What is so important about how girls comb their hair? Why do we fight so hard to be seen like the other girls? This is not about the inanities of vanity or “fitting in.” It is about the power of perception, because if you look unassuming and have the right credentials, you can slide by, date the same boys, apply for the same internships, join the same sororities and live in the same neighborhoods without too much trouble. More insidiously, if you do not seem like you fit into the dominant culture, you deserve to be disrespected. As the Washington Post recently noted, black girls in school are suspended at rates that far outstrip their white female counterparts and even outpace the rates of most groups of boys, excepting black males. And sometimes they are suspended for things like wearing an Afro.

And there are girls who go unmentioned that I would like to remind you about, because their race is one of the big reasons that they are so ignored. There are girls whose stories are even more arresting than my own, filled with the unfairness of the justice system, who cannot speak to you today because they are in and out of group homes where they face domestic and sexual abuse. Black girls are not considered innocent, they are portrayed as Jezebels, sexually aware before their time. There are girls who are forced into prostitution who go missing and have none of the publicity of Elizabeth Smart because not only do their families not have the funds, it seems their stories are not nearly as tragic to the rest of America.  A black woman in Florida with children who fires warning shots during a domestic dispute has spent more time in jail than George Zimmerman.
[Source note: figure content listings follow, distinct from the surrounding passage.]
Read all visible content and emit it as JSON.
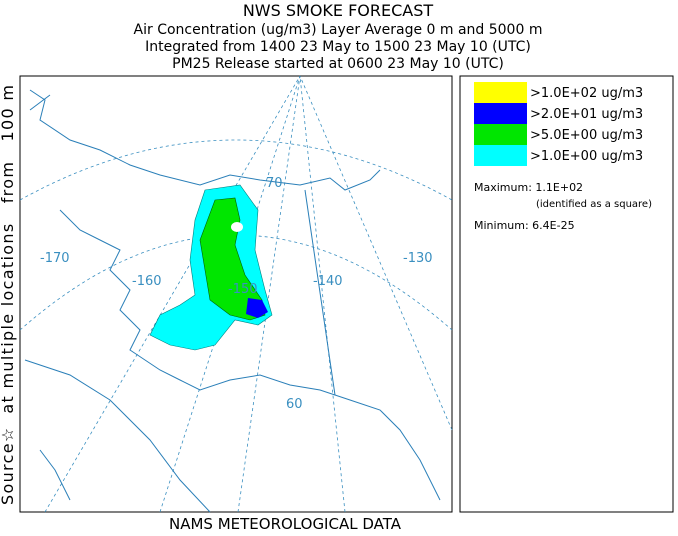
{
  "header": {
    "lines": [
      "NWS SMOKE FORECAST",
      "Air Concentration (ug/m3) Layer Average    0 m and  5000 m",
      "Integrated from 1400 23 May to 1500 23 May 10 (UTC)",
      "PM25 Release started at 0600 23 May 10 (UTC)"
    ]
  },
  "side_label": "Source☆  at multiple locations   from   100 m",
  "footer": "NAMS METEOROLOGICAL DATA",
  "map": {
    "graticule_labels": [
      "-170",
      "-160",
      "-150",
      "-140",
      "-130",
      "70",
      "60"
    ]
  },
  "legend": {
    "items": [
      {
        "color": "#ffff00",
        "label": ">1.0E+02 ug/m3"
      },
      {
        "color": "#0000ff",
        "label": ">2.0E+01 ug/m3"
      },
      {
        "color": "#00e600",
        "label": ">5.0E+00 ug/m3"
      },
      {
        "color": "#00ffff",
        "label": ">1.0E+00 ug/m3"
      }
    ],
    "maximum": "Maximum: 1.1E+02",
    "identified": "(identified as a square)",
    "minimum": "Minimum: 6.4E-25"
  }
}
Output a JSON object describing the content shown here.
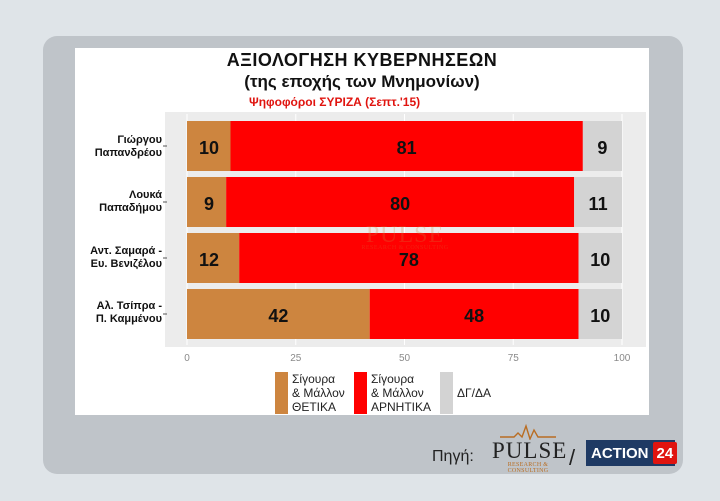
{
  "chart_data": {
    "type": "bar",
    "orientation": "horizontal-stacked",
    "title": "ΑΞΙΟΛΟΓΗΣΗ ΚΥΒΕΡΝΗΣΕΩΝ",
    "subtitle": "(της εποχής των Μνημονίων)",
    "note": "Ψηφοφόροι ΣΥΡΙΖΑ (Σεπτ.'15)",
    "categories": [
      [
        "Γιώργου",
        "Παπανδρέου"
      ],
      [
        "Λουκά",
        "Παπαδήμου"
      ],
      [
        "Αντ. Σαμαρά -",
        "Ευ. Βενιζέλου"
      ],
      [
        "Αλ. Τσίπρα -",
        "Π. Καμμένου"
      ]
    ],
    "series": [
      {
        "name": "Σίγουρα & Μάλλον ΘΕΤΙΚΑ",
        "legend_lines": [
          "Σίγουρα",
          "& Μάλλον",
          "ΘΕΤΙΚΑ"
        ],
        "color": "#cd853f",
        "values": [
          10,
          9,
          12,
          42
        ]
      },
      {
        "name": "Σίγουρα & Μάλλον ΑΡΝΗΤΙΚΑ",
        "legend_lines": [
          "Σίγουρα",
          "& Μάλλον",
          "ΑΡΝΗΤΙΚΑ"
        ],
        "color": "#ff0000",
        "values": [
          81,
          80,
          78,
          48
        ]
      },
      {
        "name": "ΔΓ/ΔΑ",
        "legend_lines": [
          "ΔΓ/ΔΑ"
        ],
        "color": "#d3d3d3",
        "values": [
          9,
          11,
          10,
          10
        ]
      }
    ],
    "xlim": [
      0,
      100
    ],
    "xticks": [
      "0",
      "25",
      "50",
      "75",
      "100"
    ],
    "legend": "bottom",
    "grid": true
  },
  "watermark": {
    "word": "PULSE",
    "sub": "RESEARCH & CONSULTING"
  },
  "footer": {
    "source_label": "Πηγή:",
    "pulse_word": "PULSE",
    "pulse_sub": "RESEARCH & CONSULTING",
    "separator": "/",
    "action_word": "ACTION",
    "action_num": "24"
  }
}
I have been blessed with the platform to speak with you all today. I have been educated in such a way that unlike Rachel Jeantel, I will not be ridiculed for how I speak. My final message, similarly to Queen Esther, is that at every level of society, black people are suffering. But especially for black women, I need to draw attention to our unique struggles because people may not see us as worthy of protecting. We too are under attack, both physically and psychologically. And without us there will be no more black families.